As a public relations professional, imagine my excitement when I stumbled across a new report that found associations are spending an unprecedented amount of money to sway public opinion.
No, I’m not excited that associations are shelling out big bucks, but it’s validation.
It’s true that we’re spin doctors, but we’re there when you need us. It’s our job to help you sort through the clutter of public confusion, misinformation and media madness.
Last month, the Center for Public Integrity released a report on the PR spending of Washington, D.C.-based trade associations.
“It’s been well-publicized how much industry spends on lobbying the government, but little is known about how much money goes toward influencing the public,” the center says. “In an effort to find out more, Center for Public Integrity reporters examined the tax returns for trade associations that spent more than $1 million on lobbying in 2012. The IRS requires the groups to report their top five contractors.”
The report found that from 2008 to 2012, 144 trade groups spent $1.2 billion – 37 percent of the total amount spent on contracts – on PR and marketing. By industry sector, energy and natural resources associations were the big spenders. Business associations came in second, spending more than $200 million on public relations, marketing and ad services. And, perhaps of special interest to our readers: The food and beverage association ranked No. 4 in PR spending.
At one time, associations earmarked thousands of dollars for lobbyists. But that’s slowly shrinking, thanks to the advent of social media, blogs and citizen journalism. Whereas lobbying engages policy makers, public relations engages a public platform devoid of class, gender, race and socioeconomic divisions.
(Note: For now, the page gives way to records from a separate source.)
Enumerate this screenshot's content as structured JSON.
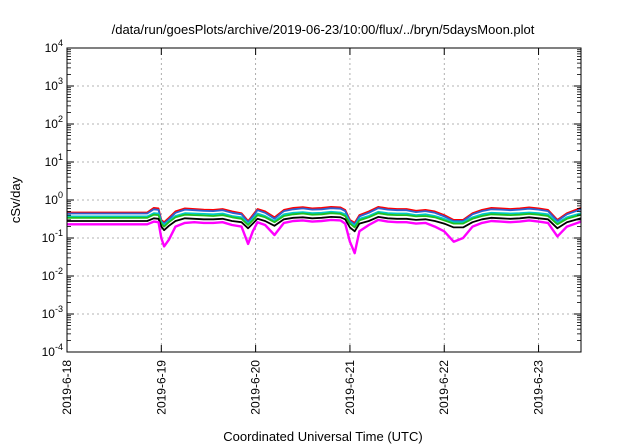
{
  "chart_data": {
    "type": "line",
    "title": "/data/run/goesPlots/archive/2019-06-23/10:00/flux/../bryn/5daysMoon.plot",
    "xlabel": "Coordinated Universal Time (UTC)",
    "ylabel": "cSv/day",
    "yscale": "log",
    "ylim": [
      0.0001,
      10000
    ],
    "xlim": [
      0,
      5.45
    ],
    "grid": true,
    "x_ticks": [
      {
        "label": "2019-6-18",
        "value": 0
      },
      {
        "label": "2019-6-19",
        "value": 1
      },
      {
        "label": "2019-6-20",
        "value": 2
      },
      {
        "label": "2019-6-21",
        "value": 3
      },
      {
        "label": "2019-6-22",
        "value": 4
      },
      {
        "label": "2019-6-23",
        "value": 5
      }
    ],
    "y_ticks": [
      {
        "base": "10",
        "exp": "-4",
        "value": -4
      },
      {
        "base": "10",
        "exp": "-3",
        "value": -3
      },
      {
        "base": "10",
        "exp": "-2",
        "value": -2
      },
      {
        "base": "10",
        "exp": "-1",
        "value": -1
      },
      {
        "base": "10",
        "exp": "0",
        "value": 0
      },
      {
        "base": "10",
        "exp": "1",
        "value": 1
      },
      {
        "base": "10",
        "exp": "2",
        "value": 2
      },
      {
        "base": "10",
        "exp": "3",
        "value": 3
      },
      {
        "base": "10",
        "exp": "4",
        "value": 4
      }
    ],
    "x": [
      0,
      0.3,
      0.6,
      0.85,
      0.92,
      0.97,
      1.0,
      1.03,
      1.08,
      1.15,
      1.25,
      1.35,
      1.45,
      1.55,
      1.65,
      1.75,
      1.85,
      1.92,
      1.97,
      2.02,
      2.1,
      2.2,
      2.3,
      2.4,
      2.5,
      2.6,
      2.7,
      2.8,
      2.9,
      2.95,
      3.0,
      3.05,
      3.1,
      3.2,
      3.3,
      3.4,
      3.5,
      3.6,
      3.7,
      3.8,
      3.9,
      4.0,
      4.1,
      4.2,
      4.3,
      4.4,
      4.5,
      4.6,
      4.7,
      4.8,
      4.9,
      5.0,
      5.1,
      5.2,
      5.3,
      5.45
    ],
    "series": [
      {
        "color": "#ff0000",
        "values": [
          0.47,
          0.47,
          0.47,
          0.47,
          0.62,
          0.6,
          0.3,
          0.26,
          0.34,
          0.5,
          0.6,
          0.58,
          0.56,
          0.55,
          0.58,
          0.5,
          0.45,
          0.28,
          0.4,
          0.58,
          0.5,
          0.35,
          0.55,
          0.62,
          0.65,
          0.6,
          0.62,
          0.66,
          0.64,
          0.55,
          0.3,
          0.25,
          0.4,
          0.5,
          0.66,
          0.6,
          0.58,
          0.58,
          0.52,
          0.55,
          0.5,
          0.4,
          0.3,
          0.3,
          0.45,
          0.55,
          0.62,
          0.6,
          0.58,
          0.6,
          0.64,
          0.6,
          0.55,
          0.3,
          0.45,
          0.62
        ]
      },
      {
        "color": "#2f5fd0",
        "values": [
          0.44,
          0.44,
          0.44,
          0.44,
          0.57,
          0.55,
          0.28,
          0.24,
          0.31,
          0.46,
          0.56,
          0.54,
          0.52,
          0.51,
          0.54,
          0.46,
          0.42,
          0.26,
          0.37,
          0.54,
          0.46,
          0.32,
          0.51,
          0.57,
          0.6,
          0.56,
          0.57,
          0.61,
          0.59,
          0.51,
          0.28,
          0.23,
          0.37,
          0.46,
          0.61,
          0.56,
          0.54,
          0.54,
          0.48,
          0.51,
          0.46,
          0.37,
          0.28,
          0.28,
          0.42,
          0.51,
          0.57,
          0.56,
          0.54,
          0.56,
          0.59,
          0.56,
          0.51,
          0.28,
          0.42,
          0.57
        ]
      },
      {
        "color": "#00c8c8",
        "values": [
          0.37,
          0.37,
          0.37,
          0.37,
          0.45,
          0.44,
          0.26,
          0.22,
          0.28,
          0.38,
          0.45,
          0.44,
          0.43,
          0.42,
          0.44,
          0.38,
          0.35,
          0.24,
          0.32,
          0.44,
          0.38,
          0.28,
          0.42,
          0.46,
          0.48,
          0.45,
          0.46,
          0.49,
          0.47,
          0.42,
          0.26,
          0.21,
          0.32,
          0.38,
          0.49,
          0.45,
          0.44,
          0.44,
          0.4,
          0.42,
          0.38,
          0.32,
          0.26,
          0.26,
          0.35,
          0.42,
          0.46,
          0.45,
          0.44,
          0.45,
          0.47,
          0.45,
          0.42,
          0.25,
          0.35,
          0.45
        ]
      },
      {
        "color": "#20c020",
        "values": [
          0.34,
          0.34,
          0.34,
          0.34,
          0.41,
          0.4,
          0.24,
          0.2,
          0.26,
          0.35,
          0.41,
          0.4,
          0.39,
          0.38,
          0.4,
          0.35,
          0.32,
          0.22,
          0.29,
          0.4,
          0.35,
          0.26,
          0.38,
          0.42,
          0.44,
          0.41,
          0.42,
          0.45,
          0.43,
          0.38,
          0.24,
          0.19,
          0.29,
          0.35,
          0.45,
          0.41,
          0.4,
          0.4,
          0.37,
          0.38,
          0.35,
          0.29,
          0.24,
          0.24,
          0.32,
          0.38,
          0.42,
          0.41,
          0.4,
          0.41,
          0.43,
          0.41,
          0.38,
          0.23,
          0.32,
          0.41
        ]
      },
      {
        "color": "#000000",
        "values": [
          0.28,
          0.28,
          0.28,
          0.28,
          0.33,
          0.32,
          0.2,
          0.16,
          0.21,
          0.28,
          0.33,
          0.32,
          0.31,
          0.31,
          0.32,
          0.28,
          0.26,
          0.18,
          0.24,
          0.32,
          0.28,
          0.21,
          0.31,
          0.34,
          0.35,
          0.33,
          0.34,
          0.36,
          0.35,
          0.31,
          0.19,
          0.15,
          0.24,
          0.28,
          0.36,
          0.33,
          0.32,
          0.32,
          0.3,
          0.31,
          0.28,
          0.24,
          0.19,
          0.19,
          0.26,
          0.31,
          0.34,
          0.33,
          0.32,
          0.33,
          0.35,
          0.33,
          0.31,
          0.18,
          0.26,
          0.33
        ]
      },
      {
        "color": "#ff00ff",
        "values": [
          0.23,
          0.23,
          0.23,
          0.23,
          0.27,
          0.26,
          0.1,
          0.06,
          0.09,
          0.2,
          0.25,
          0.26,
          0.25,
          0.25,
          0.26,
          0.22,
          0.2,
          0.07,
          0.15,
          0.26,
          0.22,
          0.12,
          0.25,
          0.28,
          0.29,
          0.27,
          0.28,
          0.3,
          0.29,
          0.24,
          0.08,
          0.04,
          0.15,
          0.22,
          0.3,
          0.27,
          0.26,
          0.26,
          0.24,
          0.25,
          0.2,
          0.15,
          0.08,
          0.1,
          0.2,
          0.25,
          0.28,
          0.27,
          0.26,
          0.27,
          0.29,
          0.27,
          0.25,
          0.11,
          0.2,
          0.27
        ]
      }
    ]
  }
}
“They certainly want to influence the general public because the general public will then influence the politicians, the lawmakers or the regulators in that particular industry,” said Steve Barrett, editor-in-chief of trade magazine PR Week.
And it seems Edelman is thriving. The nation’s largest public relations firm, which employs 5,000 people, netted the most revenue. According to the report, associations paid Edelman nearly $350 million, with the American Petroleum Institute carrying most of the load.
It’s important to note that the report measured only the most politically active associations in Washington, D.C., so some key players could have been left out of the analysis.
However, “the contractor information provides an inside look at the way trade associations use PR and advertising to ply the American mind,” the Center for Public Integrity says. “Trade groups determined to fight regulations and boost profits of their members have spent heavily to influence how the public perceives policies that affect everything from the air we breathe to the beverages we drink.”
A word of caution: Transparency is important. If you budget for public relations efforts, make sure your members know where your association stands.
Essentially, PR pros are message makers. In a sticky situation, it’s our job to help clients maintain their integrity. But we’re also storytellers. Earned media (or non-paid media coverage) is key to reputation building, especially in a market in which PR pros outnumber journalists.
Is your association setting a trend? Does your association have an awesome success story to share, i.e. outreach or community service? Do you have a member organization that’s doing something incredible? That’s where PR can help. For starters, check outPublic Relations Society of America, which includes a directory of PR firms and service providers.